Are you trying to insinuate something ???? :lol: :lol:


----------



## COWHER (Nov 13, 2007)

dorton said:


> COWHER said:
> 
> 
> > All that from a guy who looks like this!! Amazing!! LMAO
> ...


Yes I am, Look at you. you are a super hero!!!!! :mrgreen:


----------



## KoreanDeathKid (Nov 18, 2007)

1 adult savannah monitor-pet store
2 parrots-friend's house
1 monkey tail skink- my bed room
1 6' red tail boa-had it a couple months ago, during feeding time
1 ball python- pet store
1 Bichon Friste dog- first day at our house
1 Adult rottweiler- during delievering paper
1 Ferret- after bath time
1 over sized cat- at friend's house


----------



## olympus (Nov 18, 2007)

Once I got attacked by a crack head, changed my life forever. It was crazy, I can tell that it was a stray because he was foaming at the mouth.


----------



## dorton (Nov 18, 2007)

olympus said:


> Once I got attacked by a crack head, changed my life forever. It was crazy, I can tell that it was a stray because he was foaming at the mouth.



Did he look like this


----------



## Epona142 (Nov 19, 2007)

My gosh, if I tried to list them all . . .
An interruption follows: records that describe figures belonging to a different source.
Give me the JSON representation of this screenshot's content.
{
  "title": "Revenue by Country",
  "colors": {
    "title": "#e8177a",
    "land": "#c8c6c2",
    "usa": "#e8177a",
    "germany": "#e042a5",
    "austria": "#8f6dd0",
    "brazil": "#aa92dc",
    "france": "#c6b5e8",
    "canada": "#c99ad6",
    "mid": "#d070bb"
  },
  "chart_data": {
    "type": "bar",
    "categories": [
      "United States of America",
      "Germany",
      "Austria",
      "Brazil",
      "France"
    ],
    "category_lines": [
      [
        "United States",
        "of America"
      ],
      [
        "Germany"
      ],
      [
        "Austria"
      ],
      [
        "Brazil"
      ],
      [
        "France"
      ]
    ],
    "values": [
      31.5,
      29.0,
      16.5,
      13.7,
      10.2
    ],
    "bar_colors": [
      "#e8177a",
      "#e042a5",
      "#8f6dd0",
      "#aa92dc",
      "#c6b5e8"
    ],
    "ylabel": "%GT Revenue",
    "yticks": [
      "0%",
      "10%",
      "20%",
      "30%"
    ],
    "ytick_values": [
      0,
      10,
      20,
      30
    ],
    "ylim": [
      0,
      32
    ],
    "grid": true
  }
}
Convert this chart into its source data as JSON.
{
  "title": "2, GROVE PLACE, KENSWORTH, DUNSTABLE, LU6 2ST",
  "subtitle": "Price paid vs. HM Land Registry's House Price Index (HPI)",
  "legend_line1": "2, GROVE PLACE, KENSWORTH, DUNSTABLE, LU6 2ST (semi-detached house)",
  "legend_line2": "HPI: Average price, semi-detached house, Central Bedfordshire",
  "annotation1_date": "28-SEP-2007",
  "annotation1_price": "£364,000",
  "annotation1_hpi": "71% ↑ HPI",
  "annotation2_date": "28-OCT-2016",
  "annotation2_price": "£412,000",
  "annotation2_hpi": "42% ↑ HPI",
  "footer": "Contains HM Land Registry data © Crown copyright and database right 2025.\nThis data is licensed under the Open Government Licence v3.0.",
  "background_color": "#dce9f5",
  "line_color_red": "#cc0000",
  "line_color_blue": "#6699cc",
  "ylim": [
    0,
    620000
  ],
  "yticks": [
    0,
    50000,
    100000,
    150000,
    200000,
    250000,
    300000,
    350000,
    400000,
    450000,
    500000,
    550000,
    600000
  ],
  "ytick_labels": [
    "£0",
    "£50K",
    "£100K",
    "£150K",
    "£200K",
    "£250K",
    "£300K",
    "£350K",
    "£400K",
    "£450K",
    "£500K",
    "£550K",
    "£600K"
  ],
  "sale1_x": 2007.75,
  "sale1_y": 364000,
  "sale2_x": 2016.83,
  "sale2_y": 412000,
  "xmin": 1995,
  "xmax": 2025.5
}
Let's just say my parents and I used to run both a reptile rescue, and an exotics mammal rescue, WHILE I was working as a groomer, working with canine rescue and training, AND raising livestock! Boy I miss those days! So I'll just pick out a few of the most . . . memorable.

The Water Moccasin that nailed me when I was 12.

The juvenile mountain lion that decided he didn't like me.

The super fat minpin that didn't like the dryer.

The bobcat that wasn't pleased about being put in a crate for the night.

The steer (cow) that most certainly did NOT want to go on the trailer.

The sow (pig) that didn't like being separated from her piglets.

The rat that decided he didn't want to be snake food that day. (Can you blame him?)

The stud horse that someone spoiled and then expected me to be able to saddle for them.

Okay, you know what . . . I'm going to stop there, before I remember more and decide maybe I'll stick to stuffed animals from now on! :lol:


----------